Peuples, reconnaissez la main qui vous accable ;
Ce n’est point du destin l’arrêt irrévocable,
C’est le courroux des dieux, mais facile à calmer :
Méritez d’être heureux, osez quitter le vice.
C’est par ce sacrifice
Qu’on peut le désarmer.
Rome, en sage héros autrefois si fertile,
Rome, jadis des rois la terreur ou l’asile,
Rome fut vertueuse et dompta l’univers :
Mais l’Orgueil et le Luxe, enfants de la Victoire,
Du comble de la gloire
L’ont mise dans les fers.
Quoi ! Verra-t-on toujours de ces tyrans serviles (3)
Oppresseurs insolents des veuves, des pupilles,
Elever des palais dans nos champs désolés ?
Verra-t-on cimenter leurs portiques durables
Du sang des misérables
Devant eux immolés ?
Elevés dans le sein d’une infâme avarice,
Leurs enfants ont sucé le lait de l’Injustice,
Et dans les tribunaux vont juger les humains :
Malheur à qui, fondé sur la seule innocence,
A mis son espérance
En leurs indignes mains !
Des nobles cependant l’ambition captive
S’endort entre les bras de la Mollesse oisive,
Et ne porte aux combats que des corps languissants :
Cédez, abandonnez à des mains plus vaillantes
Ces piques trop pesantes
Pour vos bras impuissants.
Voyez cette beauté sous les yeux de sa mère ;
Elle apprend en naissant l’art dangereux de plaire,
Et d’exciter en nous de funestes penchants ;
Son enfance prévient le temps d’être coupable :
Le Vice trop aimable
Instruit ses premiers ans.
Bientôt bravant les yeux de l’époux qu’elle outrage,
Elle abandonne aux mains d’un courtisan volage
De ses trompeurs appas le charme empoisonneur :
Que dis-je ! Cet époux, à qui l’hymen la lie,
Trafiquant l’infamie,
La livre au déshonneur.
Ainsi vous outragez les dieux et la nature !

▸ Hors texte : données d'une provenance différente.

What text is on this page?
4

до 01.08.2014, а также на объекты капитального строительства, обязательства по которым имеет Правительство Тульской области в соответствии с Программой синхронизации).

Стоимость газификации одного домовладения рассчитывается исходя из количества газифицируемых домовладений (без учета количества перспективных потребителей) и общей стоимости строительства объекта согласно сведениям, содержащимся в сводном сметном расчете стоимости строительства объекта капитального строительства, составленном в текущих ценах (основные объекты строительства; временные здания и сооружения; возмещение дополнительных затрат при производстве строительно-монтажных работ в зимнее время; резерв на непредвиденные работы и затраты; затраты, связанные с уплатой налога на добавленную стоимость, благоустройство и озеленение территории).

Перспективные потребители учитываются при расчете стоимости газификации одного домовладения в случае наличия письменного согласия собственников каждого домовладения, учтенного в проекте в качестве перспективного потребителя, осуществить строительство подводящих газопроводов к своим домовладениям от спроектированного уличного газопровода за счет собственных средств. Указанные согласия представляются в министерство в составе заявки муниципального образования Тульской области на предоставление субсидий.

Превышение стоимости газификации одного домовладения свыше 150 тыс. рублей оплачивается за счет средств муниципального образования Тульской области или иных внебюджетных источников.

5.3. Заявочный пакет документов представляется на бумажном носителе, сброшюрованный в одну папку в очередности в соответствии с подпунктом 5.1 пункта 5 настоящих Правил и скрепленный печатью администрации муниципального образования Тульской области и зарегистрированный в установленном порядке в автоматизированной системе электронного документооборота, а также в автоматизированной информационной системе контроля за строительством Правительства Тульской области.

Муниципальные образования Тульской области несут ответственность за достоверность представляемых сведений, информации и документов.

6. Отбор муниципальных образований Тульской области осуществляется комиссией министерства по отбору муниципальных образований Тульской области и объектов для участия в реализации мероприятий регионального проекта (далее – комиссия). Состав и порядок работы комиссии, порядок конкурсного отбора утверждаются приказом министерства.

Oh ! Que ce n’était pas de cette source impure
Qu’on vit naître les Francs, des Scythes successeurs,
Qui, du char d’Attila détachant la Fortune,
De la cause commune
Furent les défenseurs !
Le citoyen alors savait porter les armes ;
Sa fidèle moitié, qui négligeait ses charmes,
Pour son retour heureux préparait des lauriers,
Recevait de ses mains sa cuirasse sanglante,
Et sa hache fumante
Du trépas des guerriers.
Au travail endurci leur superbe courage
Ne prodigua jamais un imbécile homme
A de vaines beautés, à leurs yeux sans appas ;
Et d’un sexe timide et né pour la mollesse
Ils plaignaient la faiblesse,
Et ne l’adoraient pas.
De ces sauvages temps l’héroïque rudesse
Leur dérobait encor la délicate adresse
D’excuser leurs forfaits par un subtil détour ;
Jamais on n’entendit leur bouche peu sincère
Donner à l’adultère
Le tendre nom d’amour.
Mais insensiblement l’adroite Politesse,
Des cœurs efféminés souveraine maîtresse,
Corrompit de nos mœurs l’austère pureté,
Et, du subtil Mensonge empruntant l’artifice,
Bientôt à l’injustice
Donna l’air d’équité.
Le Luxe à ses côtés marche avec arrogance ;
L’or qui naît sous ses pas s’écoule en sa présence :
Le fol Orgueil le suit : compagnon de l’Erreur,
Il sape des Etats la grandeur souveraine,
De leur chute certaine
Brillant avant-coureur (4)
1 – Ceci n’est pas une pièce de concours. Le poète nous peint en tout vérité la désolation du royaume dans les dernières années de Louis XIV. (G.A.)
2 – Le dauphin et son fils, le duc de Bourgogne et sa femme, venaient de mourir tous quatre. (G.A.)
3 – Les officiers de justice. (G.A.)
4 – Comme on le voit, il y a dans cette ode bien des réminiscences d’Athalie. (G.A.)